The MoIT’s statistics showed that agro-forestry-fisheries earned US$3.2 billion in February, or 9.9% rise year-on-year, accounting for 11.4% of the total.
Several commodities raked in less export revenues, including rice (21.4%), pepper (26.9%), cassava and its products (15.8%).
Mineral and materials group saw a 49.2% surge to nearly US$0.7 billion, equivalent to 1.9% of the total. Meanwhile, processing industry group earned US$22 billion, up 1.5% year on year and making up 80.6% of the total. Only a few commodities suffered steep export prices such as pepper (21.1%) and ore and other minerals (48.4%).

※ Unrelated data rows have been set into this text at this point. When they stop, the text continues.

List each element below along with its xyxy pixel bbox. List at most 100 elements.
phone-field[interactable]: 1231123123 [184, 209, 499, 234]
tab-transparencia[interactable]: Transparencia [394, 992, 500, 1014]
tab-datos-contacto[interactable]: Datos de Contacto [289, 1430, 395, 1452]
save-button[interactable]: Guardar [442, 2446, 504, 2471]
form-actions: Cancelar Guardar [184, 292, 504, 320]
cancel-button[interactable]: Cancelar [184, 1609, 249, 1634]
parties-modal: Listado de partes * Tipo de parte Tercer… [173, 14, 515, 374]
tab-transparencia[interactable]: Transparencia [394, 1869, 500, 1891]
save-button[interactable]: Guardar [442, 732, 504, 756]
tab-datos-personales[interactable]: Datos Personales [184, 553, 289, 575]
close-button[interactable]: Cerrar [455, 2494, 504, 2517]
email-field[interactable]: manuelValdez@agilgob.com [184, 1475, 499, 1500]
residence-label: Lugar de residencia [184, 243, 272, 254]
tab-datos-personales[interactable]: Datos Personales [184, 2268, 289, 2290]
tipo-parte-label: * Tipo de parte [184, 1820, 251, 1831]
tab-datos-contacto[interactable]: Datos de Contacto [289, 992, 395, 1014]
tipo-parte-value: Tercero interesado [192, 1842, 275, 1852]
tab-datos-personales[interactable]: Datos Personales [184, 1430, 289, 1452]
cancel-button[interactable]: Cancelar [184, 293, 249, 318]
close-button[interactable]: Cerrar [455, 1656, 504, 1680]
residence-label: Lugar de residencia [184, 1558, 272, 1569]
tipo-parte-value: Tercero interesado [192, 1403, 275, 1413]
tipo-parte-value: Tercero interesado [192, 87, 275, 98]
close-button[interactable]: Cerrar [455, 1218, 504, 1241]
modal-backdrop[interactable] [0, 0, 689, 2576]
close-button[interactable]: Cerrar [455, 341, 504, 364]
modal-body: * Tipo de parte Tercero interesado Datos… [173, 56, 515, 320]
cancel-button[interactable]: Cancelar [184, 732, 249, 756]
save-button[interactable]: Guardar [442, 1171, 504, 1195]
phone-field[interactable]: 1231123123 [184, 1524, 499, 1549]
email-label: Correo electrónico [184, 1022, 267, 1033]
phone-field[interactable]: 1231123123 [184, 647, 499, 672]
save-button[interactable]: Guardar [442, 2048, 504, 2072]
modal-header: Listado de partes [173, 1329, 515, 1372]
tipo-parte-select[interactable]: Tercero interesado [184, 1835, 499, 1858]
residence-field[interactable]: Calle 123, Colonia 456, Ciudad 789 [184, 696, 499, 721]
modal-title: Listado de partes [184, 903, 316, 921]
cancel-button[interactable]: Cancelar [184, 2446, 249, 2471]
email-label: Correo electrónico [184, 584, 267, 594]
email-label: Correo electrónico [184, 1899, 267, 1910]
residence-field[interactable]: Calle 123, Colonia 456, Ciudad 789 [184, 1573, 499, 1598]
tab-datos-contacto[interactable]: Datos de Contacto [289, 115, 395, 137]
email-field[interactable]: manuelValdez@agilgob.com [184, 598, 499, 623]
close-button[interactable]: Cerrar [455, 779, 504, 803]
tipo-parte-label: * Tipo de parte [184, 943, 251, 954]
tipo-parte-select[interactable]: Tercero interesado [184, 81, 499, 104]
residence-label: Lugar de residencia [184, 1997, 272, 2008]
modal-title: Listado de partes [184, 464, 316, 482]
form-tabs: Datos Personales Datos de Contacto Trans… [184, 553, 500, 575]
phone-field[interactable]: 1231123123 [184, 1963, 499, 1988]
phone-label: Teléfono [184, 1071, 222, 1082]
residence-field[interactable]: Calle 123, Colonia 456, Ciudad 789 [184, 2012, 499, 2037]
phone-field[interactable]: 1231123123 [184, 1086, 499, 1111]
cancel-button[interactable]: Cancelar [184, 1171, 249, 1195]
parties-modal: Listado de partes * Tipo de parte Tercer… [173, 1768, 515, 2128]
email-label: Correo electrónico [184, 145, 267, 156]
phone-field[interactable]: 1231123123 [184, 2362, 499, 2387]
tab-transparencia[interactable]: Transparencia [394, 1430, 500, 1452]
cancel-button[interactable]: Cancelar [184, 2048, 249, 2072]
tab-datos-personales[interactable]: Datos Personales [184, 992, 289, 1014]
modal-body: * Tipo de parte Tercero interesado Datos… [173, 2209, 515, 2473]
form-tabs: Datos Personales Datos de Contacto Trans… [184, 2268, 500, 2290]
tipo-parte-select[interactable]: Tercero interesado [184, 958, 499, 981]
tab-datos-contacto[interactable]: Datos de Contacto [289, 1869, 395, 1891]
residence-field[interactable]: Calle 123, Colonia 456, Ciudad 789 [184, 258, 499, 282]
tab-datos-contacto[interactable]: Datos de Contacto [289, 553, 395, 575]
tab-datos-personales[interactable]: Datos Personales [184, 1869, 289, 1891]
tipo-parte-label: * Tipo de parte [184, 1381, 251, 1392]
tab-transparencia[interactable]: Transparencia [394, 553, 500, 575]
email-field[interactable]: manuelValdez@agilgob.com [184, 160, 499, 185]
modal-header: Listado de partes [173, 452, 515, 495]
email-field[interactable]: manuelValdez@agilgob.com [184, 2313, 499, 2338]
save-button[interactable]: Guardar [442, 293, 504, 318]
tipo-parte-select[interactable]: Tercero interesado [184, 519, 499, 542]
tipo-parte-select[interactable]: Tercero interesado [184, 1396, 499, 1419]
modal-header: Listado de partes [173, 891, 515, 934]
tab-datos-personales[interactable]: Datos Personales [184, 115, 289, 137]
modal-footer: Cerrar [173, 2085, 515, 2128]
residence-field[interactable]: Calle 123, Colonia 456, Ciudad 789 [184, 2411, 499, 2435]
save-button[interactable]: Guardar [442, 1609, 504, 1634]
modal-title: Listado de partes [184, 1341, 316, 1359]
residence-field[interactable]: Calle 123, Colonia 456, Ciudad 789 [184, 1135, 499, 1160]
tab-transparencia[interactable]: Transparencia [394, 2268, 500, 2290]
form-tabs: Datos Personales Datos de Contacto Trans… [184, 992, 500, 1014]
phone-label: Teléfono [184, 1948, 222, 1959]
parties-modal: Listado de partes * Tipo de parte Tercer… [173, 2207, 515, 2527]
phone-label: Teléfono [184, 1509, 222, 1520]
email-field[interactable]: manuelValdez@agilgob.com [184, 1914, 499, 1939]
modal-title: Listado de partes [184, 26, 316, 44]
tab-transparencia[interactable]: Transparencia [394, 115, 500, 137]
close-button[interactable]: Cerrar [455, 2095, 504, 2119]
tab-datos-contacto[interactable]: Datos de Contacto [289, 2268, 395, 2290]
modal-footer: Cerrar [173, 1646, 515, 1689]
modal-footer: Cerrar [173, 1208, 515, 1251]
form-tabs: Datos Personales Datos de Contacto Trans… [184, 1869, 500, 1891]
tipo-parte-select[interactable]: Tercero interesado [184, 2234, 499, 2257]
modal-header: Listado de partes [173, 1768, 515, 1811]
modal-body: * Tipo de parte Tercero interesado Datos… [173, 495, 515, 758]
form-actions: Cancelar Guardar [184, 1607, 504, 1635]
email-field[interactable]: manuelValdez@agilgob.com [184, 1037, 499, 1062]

Notably, the US remained Vietnam’s largest importer with a two-month growth of 18.9%, or 21.8% of the country’s total shipment. It was followed by Asia, European Union, China and the Republic of Korea.
According to experts from the MoIT’s Export-Import Department, the decrease in export volumes of agro-forestry-fisheries, minerals and materials shows that domestic exporters are facing increasingly intense competition from their Cambodian, Philippine, Bangladeshi and Pakistani rivals, pointing to the need to outline a long-term scheme to stabilise export capability.
During the two months, the import of iron & steel wastages and nine-seater automobiles from ASEAN and India rose significantly due to a reduction of tariff imposed on ASEAN automobiles with fewer than nine seats from 40% to 30% as committed in the ASEAN Trade in Goods Agreement, and steep discount of made-in-India car prices to compete with those from Thailand and Indonesia.
The MoIT is embarking on a sustainable export development scheme, in which, specific measures are outlined to restructure the market, renew growth and improve competitiveness of export products.
It will also accelerate trade promotion of goods of high competitiveness, expand export markets for key items and develop production to meet domestic and overseas demand, towards a more balanced trade.